事の発端は、東京書籍の英語教科書「ニューホライズン」のキャラクター「エレン先生」の二次創作絵がTwitter上で盛り上がって、その使用について東京書籍へ問い合わせた方が現れたことでした。
この方が「余計なことをするな」とものすごく叩かれたのですが、この問い合わせに対して賛同する方もそれなりにいました。(しかしこの私刑は問い合わせより全然酷いので、良識があるのならやめていただきたいです)
公式の中の人達『二次創作制作者は過剰に萎縮する必要は無い。うまくやれ』 (エレン先生の二次創作に対する東京書籍の公式回答有り。) - Togetterまとめ
http://togetter.com/li/960866
私も上記のまとめと同様「うまくやれ」と言ってるわけです。
私もかなり昔のアマチュア時代に、二次創作でメーカーに問い合わせのメールをしたことがあるのです。しかし、回答はいただけませんでした。それからしばらくして、回答をいただけなかったことがそのメーカーの配慮であることに気づくのです。
それに気づいたのは、私が権利者側の立場になったからです。仮に二次創作の許可を出そうとすると、許可を出すことでその二次創作の責任の一端を負うことになるので、確認コストが跳ね上がります。こんな通常の業務と関係ないことに時間を使うなんて実質不可能です。
そこで、許可でも不可でもない「判断保留」という第3の選択肢がとても重要になるのです。(黙認という言葉を「認めた」と捉える方がいたのであえて「判断保留」という言葉を使っています)
現実的に、いわゆる同人の二次創作で 権利者とトラブルになる可能性はかなり小さいです。だったら落とし所として権利者が「判断保留」しておいて、もしなにかしら問題があったらそのときにアクションを起こすことにすれば、権利者もコストを掛けずに済みます。
しかし問題は 、その小さなリスクすら負いたくないという人が少なからず存在することです。

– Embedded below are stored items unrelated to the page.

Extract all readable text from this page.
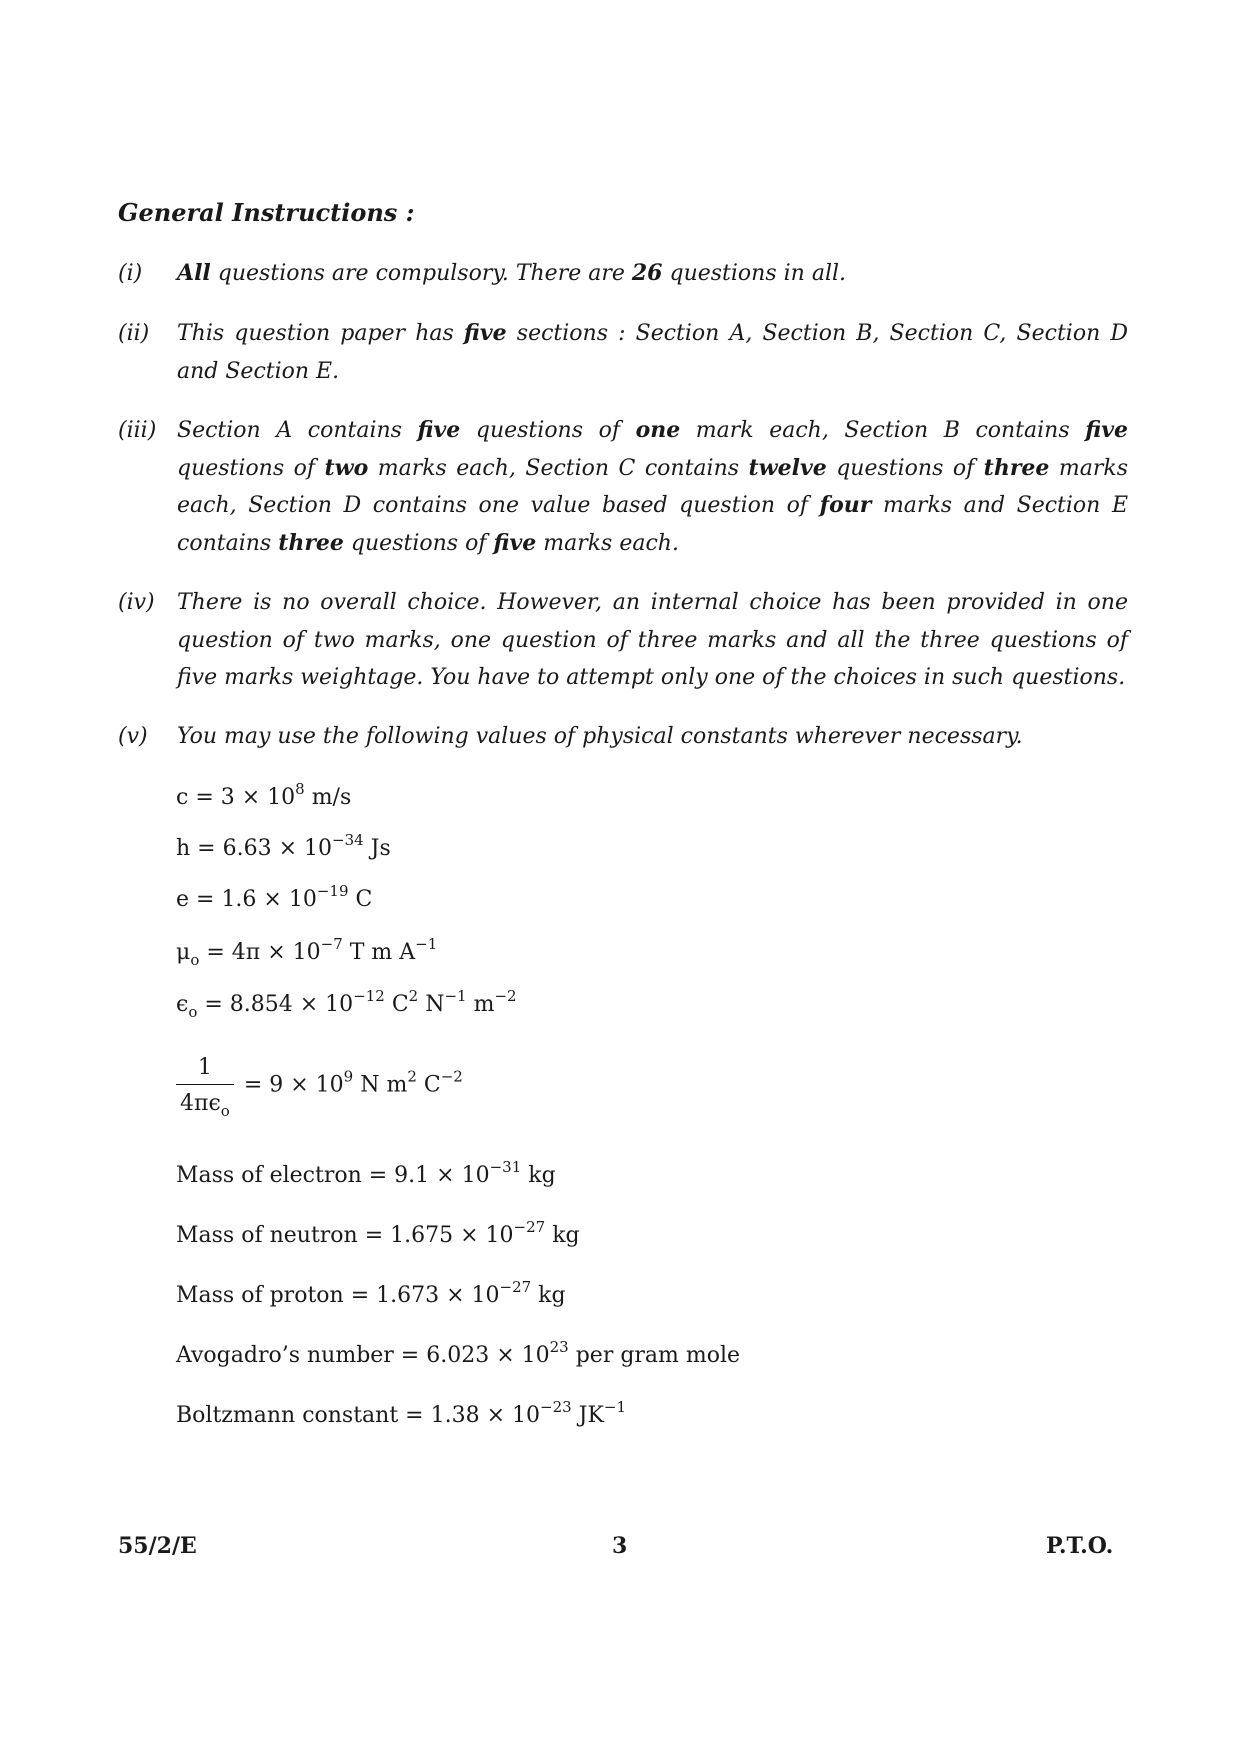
General Instructions :
(i)	All questions are compulsory. There are 26 questions in all.
(ii)	This question paper has five sections : Section A, Section B, Section C, Section D and Section E.
(iii) Section A contains five questions of one mark each, Section B contains five questions of two marks each, Section C contains twelve questions of three marks each, Section D contains one value based question of four marks and Section E contains three questions of five marks each.
(iv)	There is no overall choice. However, an internal choice has been provided in one question of two marks, one question of three marks and all the three questions of five marks weightage. You have to attempt only one of the choices in such questions.
(v)	You may use the following values of physical constants wherever necessary.
$c = 3 \times 10^8$ m/s
$h = 6.63 \times 10^{-34}$ Js
$e = 1.6 \times 10^{-19}$ C
$\mu_o = 4\pi \times 10^{-7}$ T m $A^{-1}$
$\epsilon_o = 8.854 \times 10^{-12}$ $C^2$ $N^{-1}$ $m^{-2}$
$\frac{1}{4\pi\epsilon_o} = 9 \times 10^9$ N $m^2$ $C^{-2}$
Mass of electron = $9.1 \times 10^{-31}$ kg
Mass of neutron = $1.675 \times 10^{-27}$ kg
Mass of proton = $1.673 \times 10^{-27}$ kg
Avogadro’s number = $6.023 \times 10^{23}$ per gram mole
Boltzmann constant = $1.38 \times 10^{-23}$ $JK^{-1}$
55/2/E	3	P.T.O.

どんな小さなリスクも嫌で、絶対安全でなければ安心して二次創作できないと主張します。
しかしそこには矛盾があり、二次創作にかかわらず、創作物を発表すること自体が少なからずリスクを負うことなのです。 だからリスク0で創作するということはあり得ません。
リスクを極限まで小さくすることの問題点はこの本を読んでください。
リスク最小化を極限まで追い求めると、かえってリスクが増大することがわかります。
「ゼロリスク社会」の罠 「怖い」が判断を狂わせる (光文社新書)
posted with amazlet at 16.04.12
権利者と二次創作者がきれいに二分されてるように考えてる方もいるようですが、多くの権利者はアマチュア時代二次創作していますし、プロになっても続けている方もたくさんいます。当然二次創作者の気持ちがわからないわけありません。
私自身初めて世に出した創作物はぷよぷよの同人誌です。
今は権利者側にもなったけど、私の曲を耳コピしてニコ動やYOUTUBEで公開してる人達がいることは嬉しいですし、そこから新しい才能が伸びていってくれたら、私が先輩作家の音楽が好きでコピーして学んだように、微力ながらも次の世代にバトンを渡す役目を果たせたらと思います。
だから、あんまり怖がらずにジャンジャン二次創作してください。
おおっぴらには言えないけど、中の人達は応援してるんですよ。